The Ear of the Heart by Dolores Hart & Richard DeNeut
Author:Dolores Hart & Richard DeNeut [Hart, Dolores & DeNeut, Richard]
Language: eng
Format: epub
Tags: Non-Fiction, Entertainment & Performing Arts, Spirituality, Personal Memoirs, Spiritual & Religion, Biography & Autobiography, Religious, Biography
ISBN: 9781586177478
Google: enxTBXaOvYQC
Amazon: 1586177478
Publisher: Ignatius Press
Published: 2013-05-07T06:00:00+00:00
Twenty-Two
“Formation is from forever to forever.”
This expression is not literal in the monastery but one that indicates that a person entering an enclosure of monastic formation needs to accept the bond of another kind of observance guiding her life. The bond, of course, is love, and if I had not been motivated by love I would not have come through the gate.
But after I was inside the monastery, I found myself in a terrifying experience of aloneness. I could not believe that God could let me face the journey that lay ahead alone, and I prayed persistently for the strength to see me over the bumps in that road.
The first big bump came sooner than I had expected. Within weeks, Mother Placid was transferred to the Abbey of Jouarre for an unspecified time. Although our relationship had changed abruptly after my entrance and existed now almost entirely on bits of paper, this left me despondent. I had become reliant upon covertly passing notes to her that usually began with “You never said it would be like this!” Now I was to be completely without her. That was a blow.
The two women I was now dependent upon were the zelatrix and the mistress of novices. They are the women most involved in the postulant’s interior life and progress. Both women lived in the novitiate. Each guarded her realm. The first thing I learned was to be careful not to ask one for information that was the domain of the other.
—The second was discretion—or shut up.
The zelatrix interprets and teaches the monastic customs—the ropes, if you will, of how to navigate within the world of a monastery. She teaches the newcomer how to mark her books for the Divine Office and helps with material needs.
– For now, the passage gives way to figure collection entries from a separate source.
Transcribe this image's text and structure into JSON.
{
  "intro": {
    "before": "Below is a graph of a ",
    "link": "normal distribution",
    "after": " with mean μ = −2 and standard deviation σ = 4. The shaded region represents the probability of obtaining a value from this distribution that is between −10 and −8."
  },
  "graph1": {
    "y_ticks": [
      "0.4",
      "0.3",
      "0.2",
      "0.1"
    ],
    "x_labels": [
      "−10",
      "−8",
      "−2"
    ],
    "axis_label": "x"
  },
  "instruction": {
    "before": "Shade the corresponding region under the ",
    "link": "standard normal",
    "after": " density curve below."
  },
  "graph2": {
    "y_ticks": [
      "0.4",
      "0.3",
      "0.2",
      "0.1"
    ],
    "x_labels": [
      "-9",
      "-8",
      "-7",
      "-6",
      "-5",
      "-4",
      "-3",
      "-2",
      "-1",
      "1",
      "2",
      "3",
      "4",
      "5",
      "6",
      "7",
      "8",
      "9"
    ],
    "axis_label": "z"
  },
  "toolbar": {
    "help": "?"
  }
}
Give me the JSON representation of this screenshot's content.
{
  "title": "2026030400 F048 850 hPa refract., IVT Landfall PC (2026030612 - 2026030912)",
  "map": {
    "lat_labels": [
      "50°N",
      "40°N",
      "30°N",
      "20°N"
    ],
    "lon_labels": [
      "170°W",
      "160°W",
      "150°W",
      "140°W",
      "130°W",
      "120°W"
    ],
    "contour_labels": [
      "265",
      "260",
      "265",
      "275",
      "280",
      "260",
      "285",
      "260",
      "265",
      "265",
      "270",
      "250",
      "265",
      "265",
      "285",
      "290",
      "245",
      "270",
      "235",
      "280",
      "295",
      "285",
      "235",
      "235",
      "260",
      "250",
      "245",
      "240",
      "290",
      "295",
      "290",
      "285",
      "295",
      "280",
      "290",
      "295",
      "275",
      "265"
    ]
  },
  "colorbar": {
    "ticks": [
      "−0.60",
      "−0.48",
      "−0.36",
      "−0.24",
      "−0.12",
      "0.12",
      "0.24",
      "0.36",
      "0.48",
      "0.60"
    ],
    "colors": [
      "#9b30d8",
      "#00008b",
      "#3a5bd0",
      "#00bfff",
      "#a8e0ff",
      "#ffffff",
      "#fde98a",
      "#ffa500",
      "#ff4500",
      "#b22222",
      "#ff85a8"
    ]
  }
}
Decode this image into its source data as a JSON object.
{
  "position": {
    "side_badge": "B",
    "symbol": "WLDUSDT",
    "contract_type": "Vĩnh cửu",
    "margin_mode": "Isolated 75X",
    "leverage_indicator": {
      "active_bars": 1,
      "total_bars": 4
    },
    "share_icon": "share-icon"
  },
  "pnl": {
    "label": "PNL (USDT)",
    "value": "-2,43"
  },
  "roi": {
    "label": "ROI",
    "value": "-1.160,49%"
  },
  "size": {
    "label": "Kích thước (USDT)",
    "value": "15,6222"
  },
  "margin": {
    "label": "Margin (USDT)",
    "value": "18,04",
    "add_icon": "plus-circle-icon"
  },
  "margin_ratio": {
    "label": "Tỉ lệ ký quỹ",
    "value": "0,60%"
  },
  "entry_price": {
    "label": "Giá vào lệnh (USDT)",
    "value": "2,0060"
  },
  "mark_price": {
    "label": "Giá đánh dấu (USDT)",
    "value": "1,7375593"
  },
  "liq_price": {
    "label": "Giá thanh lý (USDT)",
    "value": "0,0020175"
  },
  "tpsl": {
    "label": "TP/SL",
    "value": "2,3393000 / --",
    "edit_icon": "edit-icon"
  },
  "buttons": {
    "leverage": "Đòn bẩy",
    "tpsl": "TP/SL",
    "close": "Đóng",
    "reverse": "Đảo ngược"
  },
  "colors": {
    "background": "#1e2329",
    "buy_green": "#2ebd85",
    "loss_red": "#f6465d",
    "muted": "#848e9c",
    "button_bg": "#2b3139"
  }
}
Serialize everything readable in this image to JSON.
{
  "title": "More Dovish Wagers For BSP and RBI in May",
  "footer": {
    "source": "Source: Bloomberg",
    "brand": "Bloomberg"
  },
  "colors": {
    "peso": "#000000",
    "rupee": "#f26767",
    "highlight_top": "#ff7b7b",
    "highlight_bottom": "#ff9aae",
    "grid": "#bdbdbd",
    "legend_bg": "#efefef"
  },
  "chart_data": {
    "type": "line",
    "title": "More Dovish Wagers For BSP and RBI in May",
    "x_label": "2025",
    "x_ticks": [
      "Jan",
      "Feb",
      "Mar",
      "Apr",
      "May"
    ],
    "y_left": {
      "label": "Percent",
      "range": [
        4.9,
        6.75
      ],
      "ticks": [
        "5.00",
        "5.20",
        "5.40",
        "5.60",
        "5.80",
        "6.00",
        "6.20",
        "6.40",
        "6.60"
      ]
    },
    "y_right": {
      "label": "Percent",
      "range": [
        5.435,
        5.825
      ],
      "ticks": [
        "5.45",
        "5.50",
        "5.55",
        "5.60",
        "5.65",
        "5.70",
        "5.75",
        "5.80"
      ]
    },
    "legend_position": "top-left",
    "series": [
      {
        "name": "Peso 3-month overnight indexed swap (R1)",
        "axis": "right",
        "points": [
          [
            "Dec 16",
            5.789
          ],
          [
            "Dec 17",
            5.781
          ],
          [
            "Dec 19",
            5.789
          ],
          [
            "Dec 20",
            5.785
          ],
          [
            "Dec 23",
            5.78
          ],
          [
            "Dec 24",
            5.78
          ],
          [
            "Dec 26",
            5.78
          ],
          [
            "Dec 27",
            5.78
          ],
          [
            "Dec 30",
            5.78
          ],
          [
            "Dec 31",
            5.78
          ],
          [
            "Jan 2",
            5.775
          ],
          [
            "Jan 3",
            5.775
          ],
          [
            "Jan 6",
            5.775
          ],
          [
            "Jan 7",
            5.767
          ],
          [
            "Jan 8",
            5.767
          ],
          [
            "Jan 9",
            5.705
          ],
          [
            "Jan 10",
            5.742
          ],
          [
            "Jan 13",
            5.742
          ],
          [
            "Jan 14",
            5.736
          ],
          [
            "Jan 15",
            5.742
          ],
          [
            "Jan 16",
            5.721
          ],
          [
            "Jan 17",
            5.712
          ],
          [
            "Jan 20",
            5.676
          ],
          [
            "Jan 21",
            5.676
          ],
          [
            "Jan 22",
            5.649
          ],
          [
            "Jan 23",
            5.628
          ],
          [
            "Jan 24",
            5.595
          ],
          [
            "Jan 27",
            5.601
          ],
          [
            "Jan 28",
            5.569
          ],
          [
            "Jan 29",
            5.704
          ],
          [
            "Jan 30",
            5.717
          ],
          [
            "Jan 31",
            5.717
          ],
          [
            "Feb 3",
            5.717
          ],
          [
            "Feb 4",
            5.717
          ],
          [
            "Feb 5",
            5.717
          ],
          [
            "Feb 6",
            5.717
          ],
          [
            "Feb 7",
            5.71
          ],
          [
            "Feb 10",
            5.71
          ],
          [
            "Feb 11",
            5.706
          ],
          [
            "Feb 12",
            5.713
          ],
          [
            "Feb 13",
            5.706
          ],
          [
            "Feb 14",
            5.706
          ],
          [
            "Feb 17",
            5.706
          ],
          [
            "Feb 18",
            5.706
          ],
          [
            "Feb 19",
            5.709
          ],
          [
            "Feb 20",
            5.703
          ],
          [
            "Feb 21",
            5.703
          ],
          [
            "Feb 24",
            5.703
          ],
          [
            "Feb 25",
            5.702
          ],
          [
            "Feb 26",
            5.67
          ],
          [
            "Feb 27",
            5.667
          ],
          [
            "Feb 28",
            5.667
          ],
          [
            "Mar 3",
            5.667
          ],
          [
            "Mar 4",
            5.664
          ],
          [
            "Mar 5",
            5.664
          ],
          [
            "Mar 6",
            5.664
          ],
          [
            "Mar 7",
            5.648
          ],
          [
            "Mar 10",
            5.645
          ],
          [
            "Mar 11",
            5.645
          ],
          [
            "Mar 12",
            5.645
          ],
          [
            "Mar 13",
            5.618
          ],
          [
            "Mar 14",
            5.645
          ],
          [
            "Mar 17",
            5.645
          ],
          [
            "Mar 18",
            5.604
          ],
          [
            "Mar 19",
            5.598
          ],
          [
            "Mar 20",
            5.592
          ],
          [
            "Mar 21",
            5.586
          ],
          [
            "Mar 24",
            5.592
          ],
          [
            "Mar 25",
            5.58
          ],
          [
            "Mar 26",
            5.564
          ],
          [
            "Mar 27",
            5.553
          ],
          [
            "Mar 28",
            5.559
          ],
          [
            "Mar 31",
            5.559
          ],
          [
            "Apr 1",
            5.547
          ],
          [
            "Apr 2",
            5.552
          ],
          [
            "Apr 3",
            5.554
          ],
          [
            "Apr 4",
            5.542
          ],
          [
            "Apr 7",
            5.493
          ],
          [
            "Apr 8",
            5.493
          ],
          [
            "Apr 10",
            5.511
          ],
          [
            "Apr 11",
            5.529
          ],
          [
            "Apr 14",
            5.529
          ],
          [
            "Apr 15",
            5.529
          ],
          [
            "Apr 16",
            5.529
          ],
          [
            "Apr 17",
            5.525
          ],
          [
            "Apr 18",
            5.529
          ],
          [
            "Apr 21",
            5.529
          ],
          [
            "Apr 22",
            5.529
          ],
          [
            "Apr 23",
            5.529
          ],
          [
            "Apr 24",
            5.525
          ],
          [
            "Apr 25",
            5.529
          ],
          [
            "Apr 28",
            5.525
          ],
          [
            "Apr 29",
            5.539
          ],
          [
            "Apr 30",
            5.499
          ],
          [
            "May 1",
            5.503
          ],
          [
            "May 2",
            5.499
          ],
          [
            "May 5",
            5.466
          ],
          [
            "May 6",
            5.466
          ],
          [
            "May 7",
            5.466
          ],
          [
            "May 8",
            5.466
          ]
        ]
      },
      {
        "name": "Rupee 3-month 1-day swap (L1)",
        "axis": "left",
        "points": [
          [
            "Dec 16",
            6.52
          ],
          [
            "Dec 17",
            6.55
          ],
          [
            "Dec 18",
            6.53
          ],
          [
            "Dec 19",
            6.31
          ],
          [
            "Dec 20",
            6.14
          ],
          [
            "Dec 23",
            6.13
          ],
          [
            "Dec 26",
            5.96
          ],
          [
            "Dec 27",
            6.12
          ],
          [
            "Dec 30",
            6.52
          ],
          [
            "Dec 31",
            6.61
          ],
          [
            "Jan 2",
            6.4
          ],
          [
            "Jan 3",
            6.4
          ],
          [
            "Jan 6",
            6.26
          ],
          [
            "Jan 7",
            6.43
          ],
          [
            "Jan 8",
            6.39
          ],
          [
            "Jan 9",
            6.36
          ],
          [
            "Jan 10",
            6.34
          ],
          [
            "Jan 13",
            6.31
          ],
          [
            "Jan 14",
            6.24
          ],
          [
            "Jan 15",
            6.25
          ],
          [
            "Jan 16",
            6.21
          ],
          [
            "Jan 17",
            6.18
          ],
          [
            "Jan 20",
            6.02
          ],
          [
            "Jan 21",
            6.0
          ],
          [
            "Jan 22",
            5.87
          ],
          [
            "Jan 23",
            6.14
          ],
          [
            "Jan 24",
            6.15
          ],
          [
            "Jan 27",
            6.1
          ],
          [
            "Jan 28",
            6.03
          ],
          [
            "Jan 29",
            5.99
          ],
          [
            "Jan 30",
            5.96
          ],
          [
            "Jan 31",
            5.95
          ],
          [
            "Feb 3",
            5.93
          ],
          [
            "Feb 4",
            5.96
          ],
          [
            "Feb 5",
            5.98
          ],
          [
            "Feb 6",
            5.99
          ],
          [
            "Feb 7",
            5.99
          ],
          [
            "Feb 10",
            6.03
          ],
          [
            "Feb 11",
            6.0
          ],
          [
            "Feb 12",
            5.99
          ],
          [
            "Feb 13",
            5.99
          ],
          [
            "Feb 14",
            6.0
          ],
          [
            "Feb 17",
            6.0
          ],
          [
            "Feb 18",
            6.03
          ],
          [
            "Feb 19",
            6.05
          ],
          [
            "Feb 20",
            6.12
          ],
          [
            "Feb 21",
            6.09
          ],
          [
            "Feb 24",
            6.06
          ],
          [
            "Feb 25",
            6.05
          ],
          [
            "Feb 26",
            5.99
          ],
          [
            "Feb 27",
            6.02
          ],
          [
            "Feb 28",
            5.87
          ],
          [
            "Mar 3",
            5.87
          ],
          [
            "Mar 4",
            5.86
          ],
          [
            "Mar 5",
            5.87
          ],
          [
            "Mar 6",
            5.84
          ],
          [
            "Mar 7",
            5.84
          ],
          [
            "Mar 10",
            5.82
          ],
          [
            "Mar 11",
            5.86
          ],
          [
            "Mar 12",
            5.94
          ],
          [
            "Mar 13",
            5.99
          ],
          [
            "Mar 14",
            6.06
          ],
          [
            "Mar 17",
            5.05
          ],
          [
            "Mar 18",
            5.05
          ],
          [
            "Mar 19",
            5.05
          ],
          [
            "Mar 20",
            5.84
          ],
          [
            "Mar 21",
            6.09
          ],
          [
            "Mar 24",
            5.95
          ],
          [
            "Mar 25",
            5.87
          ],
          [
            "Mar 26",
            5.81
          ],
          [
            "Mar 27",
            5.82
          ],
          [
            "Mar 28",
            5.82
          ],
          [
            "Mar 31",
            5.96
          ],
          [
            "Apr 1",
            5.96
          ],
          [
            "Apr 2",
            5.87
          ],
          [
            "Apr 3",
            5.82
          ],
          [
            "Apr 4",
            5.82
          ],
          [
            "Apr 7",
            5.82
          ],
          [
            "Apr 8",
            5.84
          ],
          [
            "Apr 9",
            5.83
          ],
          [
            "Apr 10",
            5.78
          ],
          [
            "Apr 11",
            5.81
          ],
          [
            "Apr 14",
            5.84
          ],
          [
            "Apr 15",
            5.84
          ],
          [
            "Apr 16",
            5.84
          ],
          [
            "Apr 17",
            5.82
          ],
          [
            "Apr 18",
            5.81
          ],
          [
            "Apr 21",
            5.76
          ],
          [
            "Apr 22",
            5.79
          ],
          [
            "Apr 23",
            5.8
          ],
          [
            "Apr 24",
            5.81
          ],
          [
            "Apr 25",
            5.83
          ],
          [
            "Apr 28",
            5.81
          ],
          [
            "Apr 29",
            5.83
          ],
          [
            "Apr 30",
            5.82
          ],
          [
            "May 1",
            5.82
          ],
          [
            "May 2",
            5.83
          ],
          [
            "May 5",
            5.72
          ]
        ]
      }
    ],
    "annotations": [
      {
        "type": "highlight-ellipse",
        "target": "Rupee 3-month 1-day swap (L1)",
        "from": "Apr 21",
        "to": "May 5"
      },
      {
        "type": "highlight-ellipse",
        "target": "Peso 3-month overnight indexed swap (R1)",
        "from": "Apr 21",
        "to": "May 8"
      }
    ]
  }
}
Mother Miriam taught me the rubrics, which are literally the directions for a liturgical service but which have come to mean general procedures to follow, rules that establish protocol.
Mother Miriam also gradually initiated me into various Hours, and I quickly learned to memorize and to recite the Latin chants. It was like learning lines. But the meanings of the chants escaped me. I had no idea what the prayers meant; consequently, I just sang along in the Latin I had learned by rote.
As mistress of novices, Mother Anselm was in charge of Dolores’ monastic formation and her work schedule. She was the one whose permission Dolores needed to meet everyday spiritual wants and requirements.
From the very first, the older—and French—Mother Anselm found it particularly unsettling having to deal with a twenty-four-year-old who had come from Hollywood. It wasn’t long before she confided her prickly situation to Reverend Mother Benedict and requested some backup.
I think Mother Anselm was more comfortable teaching sisters how to sew numbers on clothes or “do” apples—“do” is just another word for various tasks: you “do” dishes, “do” numbers, “do” rocks. There was no official changeover in formation mothers, but I detected a collaboration because I was sometimes sent to Reverend Mother to unravel things that Mother Anselm didn’t want to deal with.